3 Ways New Businesses Inadvertently Make Things More Difficult For Themselves
All businesses start with the hope that they’ll become an established, successful enterprise — however, it’s just a fact that a big percentage of new businesses, some 20%, fail within their first year. By the end of the fifth year, that figure jumps to 70%.
There’s no way to guarantee the success of a business. There are, after all, too many external variables at hand that play an influential role.
With that said, it’s also true that many businesses inadvertently make their journey towards success more difficult and more stressful than it needs to be. In this post, we’ll outline some of the most common ways new businesses accidentally self-sabotage, as well as outline some tips on how to avoid them.

Photo by AlphaTradeZone
They Underprice Their Products/Services
You can understand why new businesses underprice their products or services. When they’re a new player in an industry, they need to find a way to entice customers — and there’s arguably no more effective way to get a customer’s attention than by offering a good deal.
The problem is that once those low prices have been set, they’re hard to escape from. You’ll need to work harder to make ends meet, which takes away time that could be spent on taking your business to the next level. There’s also no guarantee that your customers will agree to pay higher prices once you’re established, not once they’ve grown accustomed to lower prices.
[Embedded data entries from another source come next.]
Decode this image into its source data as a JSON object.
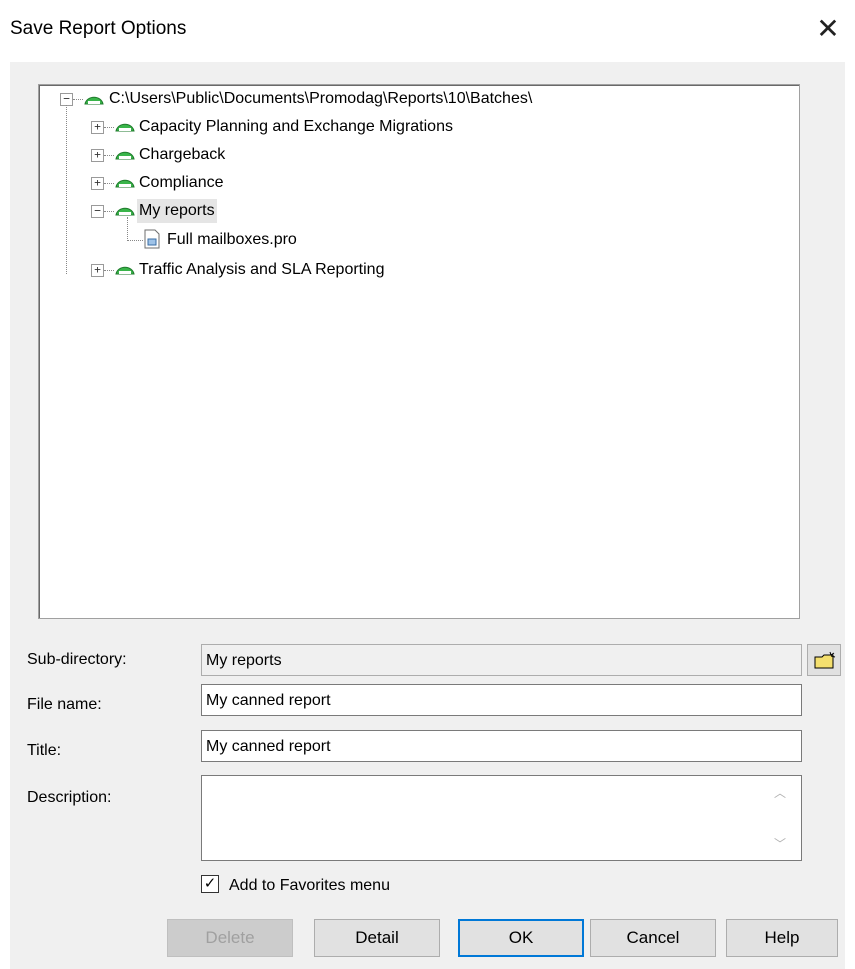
{
  "window": {
    "title": "Save Report Options"
  },
  "tree": {
    "root": "C:\\Users\\Public\\Documents\\Promodag\\Reports\\10\\Batches\\",
    "items": [
      {
        "label": "Capacity Planning and Exchange Migrations",
        "expander": "+"
      },
      {
        "label": "Chargeback",
        "expander": "+"
      },
      {
        "label": "Compliance",
        "expander": "+"
      },
      {
        "label": "My reports",
        "expander": "−"
      },
      {
        "label": "Full mailboxes.pro",
        "expander": ""
      },
      {
        "label": "Traffic Analysis and SLA Reporting",
        "expander": "+"
      }
    ]
  },
  "form": {
    "subdir_label": "Sub-directory:",
    "subdir_value": "My reports",
    "filename_label": "File name:",
    "filename_value": "My canned report",
    "title_label": "Title:",
    "title_value": "My canned report",
    "description_label": "Description:",
    "description_value": "",
    "favorites_label": "Add to Favorites menu",
    "favorites_checked": true
  },
  "buttons": {
    "delete": "Delete",
    "detail": "Detail",
    "ok": "OK",
    "cancel": "Cancel",
    "help": "Help"
  }
}
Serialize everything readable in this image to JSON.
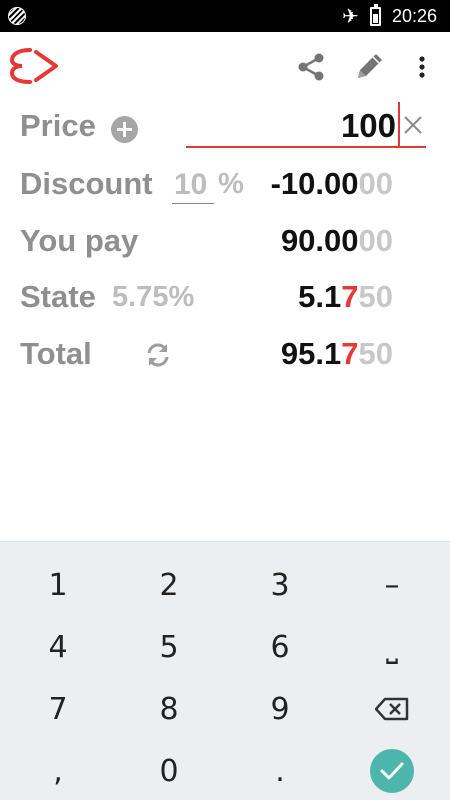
{
  "status_bar": {
    "time": "20:26",
    "icons": [
      "notification-icon",
      "airplane-mode-icon",
      "battery-icon"
    ]
  },
  "app_bar": {
    "logo": "app-logo",
    "actions": [
      "share-icon",
      "pencil-icon",
      "more-vert-icon"
    ]
  },
  "price": {
    "label": "Price",
    "value": "100",
    "add_icon": "plus-icon",
    "clear_icon": "close-icon"
  },
  "discount": {
    "label": "Discount",
    "percent": "10",
    "percent_sign": "%",
    "amount_main": "-10.00",
    "amount_extra": "00"
  },
  "you_pay": {
    "label": "You pay",
    "amount_main": "90.00",
    "amount_extra": "00"
  },
  "state_tax": {
    "label": "State",
    "rate": "5.75%",
    "amount_a": "5.1",
    "amount_b": "7",
    "amount_c": "50"
  },
  "total": {
    "label": "Total",
    "refresh_icon": "refresh-icon",
    "amount_a": "95.1",
    "amount_b": "7",
    "amount_c": "50"
  },
  "keypad": {
    "k1": "1",
    "k2": "2",
    "k3": "3",
    "minus": "–",
    "k4": "4",
    "k5": "5",
    "k6": "6",
    "space": "⎵",
    "k7": "7",
    "k8": "8",
    "k9": "9",
    "backspace_icon": "backspace-icon",
    "comma": ",",
    "k0": "0",
    "dot": ".",
    "done_icon": "check-icon"
  },
  "colors": {
    "accent": "#e53935",
    "label_gray": "#8f8f8f",
    "faint_gray": "#c8c8c8",
    "keypad_bg": "#eceff1",
    "done_teal": "#4db6ac"
  }
}
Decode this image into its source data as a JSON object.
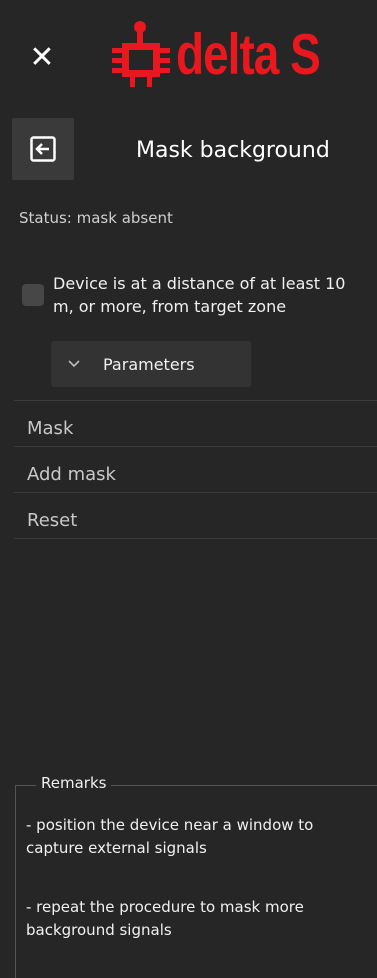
{
  "header": {
    "close_icon": "close-icon",
    "logo_text": "delta S",
    "logo_color": "#e8181e"
  },
  "title_bar": {
    "back_icon": "back-arrow-icon",
    "title": "Mask background"
  },
  "status": {
    "text": "Status: mask absent"
  },
  "distance_checkbox": {
    "checked": false,
    "label": "Device is at a distance of at least 10 m, or more, from target zone"
  },
  "parameters": {
    "label": "Parameters",
    "icon": "chevron-down-icon",
    "expanded": false
  },
  "menu": {
    "items": [
      {
        "label": "Mask"
      },
      {
        "label": "Add mask"
      },
      {
        "label": "Reset"
      }
    ]
  },
  "remarks": {
    "title": "Remarks",
    "items": [
      "- position the device near a window to capture external signals",
      "- repeat the procedure to mask more background signals"
    ]
  }
}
Your pricing shouldn’t be based on your confidence. It should be based on your costs, market rates, and what you actually offer. That’s an approach that’s much more sustainable than offering rock-bottom prices.
They Wait Too Long To Separate Personal and Business Finances
Many new businesses have a slow start, slowly building up their customer list until they’re firmly established. Because of this, many business owners fail to make a distinction between their personal and business finances, often using the same account for both. That can create a host of problems, most notably making it difficult to see how profitable the business is and severely complicating tax season. Happily, this is a problem that can easily be avoided. Business owners who open online business account can keep their personal and business finances separate from the very first day. It takes next to no time, yet it can offer a wide range of benefits that can make virtually every aspect of running your business more straightforward.
They Don’t Utilize Outsourcing
New business owners usually put themselves in charge of all their business tasks. Yet, while this can seem like a good way to save money, it usually costs in other ways. It can be extremely time-consuming to manage all aspects of running a business yourself, and that’s all time that could be better spent actually growing the business. Many business owners only consider outsourcing some tasks to third-party companies once it’s an outright necessity because they’re too overwhelmed with everything that needs to be done; however, it makes a lot more sense to outsource jobs before that stage. It’s an investment, but one that will pay off in time, money, and less stress.